The bill, introduced today by U.S. Reps. Barbara Lee, D-California, and Jan Schakowski, D-Illinois, would end the Hyde Amendment and other policies that prohibit taxpayer funding for abortions. Their bill, the EACH Woman Act, has almost no chance of success with Republican majorities in both houses and the presidency.
“No woman should ever be denied her constitutional right to an abortion simply because she cannot afford to pay for one,” said Nancy Northup, president and CEO of the Center for Reproductive Rights in a news release.
Abortion advocates called the bans on taxpayer funding for abortions “discriminatory” and harmful to low-income women and minorities.

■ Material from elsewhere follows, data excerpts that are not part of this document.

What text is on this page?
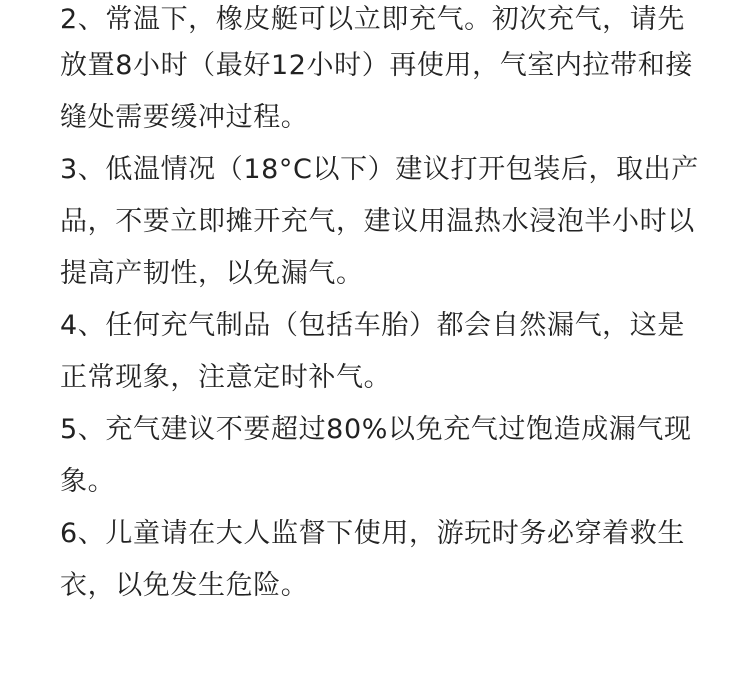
2、常温下，橡皮艇可以立即充气。初次充气，请先
放置8小时（最好12小时）再使用，气室内拉带和接
缝处需要缓冲过程。
3、低温情况（18°C以下）建议打开包装后，取出产
品，不要立即摊开充气，建议用温热水浸泡半小时以
提高产韧性，以免漏气。
4、任何充气制品（包括车胎）都会自然漏气，这是
正常现象，注意定时补气。
5、充气建议不要超过80%以免充气过饱造成漏气现
象。
6、儿童请在大人监督下使用，游玩时务必穿着救生
衣，以免发生危险。
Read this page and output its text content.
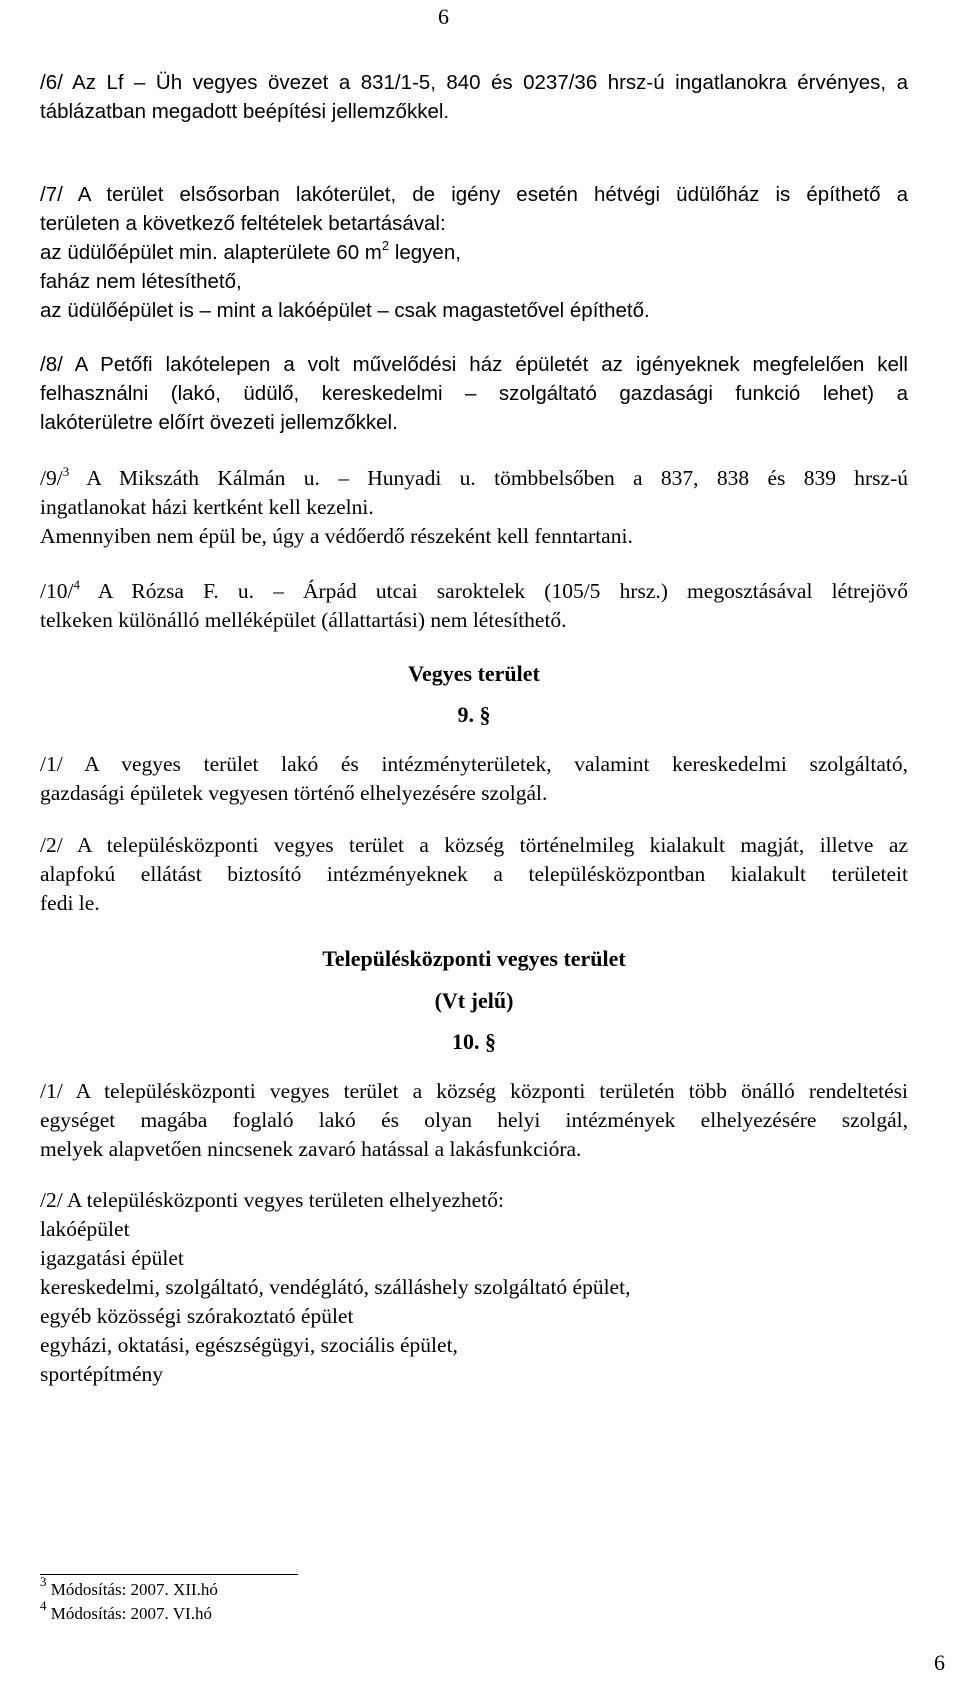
6
/6/ Az Lf – Üh vegyes övezet a 831/1-5, 840 és 0237/36 hrsz-ú ingatlanokra érvényes, a
táblázatban megadott beépítési jellemzőkkel.
/7/ A terület elsősorban lakóterület, de igény esetén hétvégi üdülőház is építhető a
területen a következő feltételek betartásával:
az üdülőépület min. alapterülete 60 $m^2$ legyen,
faház nem létesíthető,
az üdülőépület is – mint a lakóépület – csak magastetővel építhető.
/8/ A Petőfi lakótelepen a volt művelődési ház épületét az igényeknek megfelelően kell
felhasználni (lakó, üdülő, kereskedelmi – szolgáltató gazdasági funkció lehet) a
lakóterületre előírt övezeti jellemzőkkel.
/9/$^3$ A Mikszáth Kálmán u. – Hunyadi u. tömbbelsőben a 837, 838 és 839 hrsz-ú
ingatlanokat házi kertként kell kezelni.
Amennyiben nem épül be, úgy a védőerdő részeként kell fenntartani.
/10/$^4$ A Rózsa F. u. – Árpád utcai saroktelek (105/5 hrsz.) megosztásával létrejövő
telkeken különálló melléképület (állattartási) nem létesíthető.
Vegyes terület
9. §
/1/ A vegyes terület lakó és intézményterületek, valamint kereskedelmi szolgáltató,
gazdasági épületek vegyesen történő elhelyezésére szolgál.
/2/ A településközponti vegyes terület a község történelmileg kialakult magját, illetve az
alapfokú ellátást biztosító intézményeknek a településközpontban kialakult területeit
fedi le.
Településközponti vegyes terület
(Vt jelű)
10. §
/1/ A településközponti vegyes terület a község központi területén több önálló rendeltetési
egységet magába foglaló lakó és olyan helyi intézmények elhelyezésére szolgál,
melyek alapvetően nincsenek zavaró hatással a lakásfunkcióra.
/2/ A településközponti vegyes területen elhelyezhető:
lakóépület
igazgatási épület
kereskedelmi, szolgáltató, vendéglátó, szálláshely szolgáltató épület,
egyéb közösségi szórakoztató épület
egyházi, oktatási, egészségügyi, szociális épület,
sportépítmény
$^3$ Módosítás: 2007. XII.hó
$^4$ Módosítás: 2007. VI.hó
6
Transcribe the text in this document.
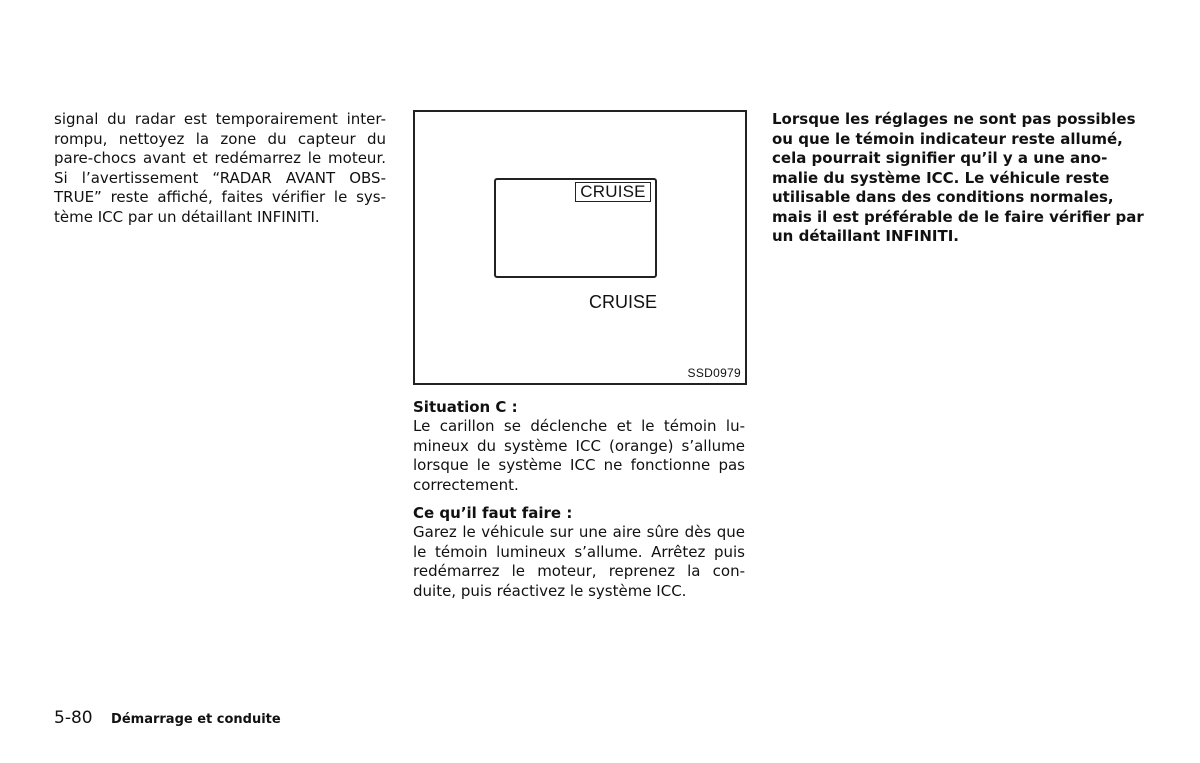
signal du radar est temporairement inter-
rompu, nettoyez la zone du capteur du
pare-chocs avant et redémarrez le moteur.
Si l’avertissement “RADAR AVANT OBS-
TRUE” reste affiché, faites vérifier le sys-
tème ICC par un détaillant INFINITI.

CRUISE
CRUISE
SSD0979
Situation C :

Le carillon se déclenche et le témoin lu-
mineux du système ICC (orange) s’allume
lorsque le système ICC ne fonctionne pas
correctement.

Ce qu’il faut faire :

Garez le véhicule sur une aire sûre dès que
le témoin lumineux s’allume. Arrêtez puis
redémarrez le moteur, reprenez la con-
duite, puis réactivez le système ICC.

Lorsque les réglages ne sont pas possibles
ou que le témoin indicateur reste allumé,
cela pourrait signifier qu’il y a une ano-
malie du système ICC. Le véhicule reste
utilisable dans des conditions normales,
mais il est préférable de le faire vérifier par
un détaillant INFINITI.

5-80 Démarrage et conduite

“For too long, a woman’s source of insurance or level of income has determined whether she has coverage for abortion care,” Lee wrote in an op-ed for TIME this week. “With the EACH Woman Act, we intend to stop that discrimination.”
Later, she added: “We know that restricting Medicaid coverage of abortion forces one in four poor women seeking abortion to carry an unwanted pregnancy to term. These women and other women denied an abortion are more likely to fall into poverty than those who received care.”
Pro-Choice Caucus Co-Chairs Reps. Diana DeGette, D-Colorado, and Louise Slaughter, D-New York, along with 100 other members of Congress also support the bill, according to the news release.
Lee and Schakowski originally introduced the pro-abortion bill in 2015 when President Barack Obama was in office and more abortion-supporting Democrats were in Congress. The extreme measure did not pass then either.
The bill has even less chance of passing than it did in 2015, and the public made it clear in November that they do not support such radical, pro-abortion laws.
Polls consistently show that a majority of Americans, including women and those who identify as pro-choice on abortion, oppose taxpayer funding for abortions. A survey CNN conducted found Americans oppose public funding of abortion by a margin of 61 percent to 35 percent.
A 2015 Marist poll also found that more than two-thirds of Americans oppose taxpayer funding of abortion, including a majority of women and people who identify as pro-choice.
In November, voters also rejected presidential candidate Hillary Clinton, who advocated for taxpayer funding of abortions as part of her campaign. A Harvard University poll for Politico found just 36 percent of likely voters supported Clinton’s plan to direct federal tax dollars to cover abortions, while 58 percent opposed it.
Interestingly, the poll also found that voters who make more than $75,000 were more supportive of forcing taxpayers to fund abortions (45 percent in favor), while those who make $25,000 or less were strongly against it (24 percent in favor). In other words, the people most likely to qualify for a Medicaid-covered, taxpayer-funded abortion are the ones who oppose it the most.
Historically, the Hyde Amendment has received bipartisan support. The amendment has been passed every year since 1976 and has largely prevented federal Medicaid dollars from paying for abortions. The Supreme Court upheld the Hyde Amendment and limits on taxpayer funding of abortions in 1980.
Research from the Charlotte Lozier Institute indicates that the amendment has saved more than 2 million lives from abortion in the past 40 years.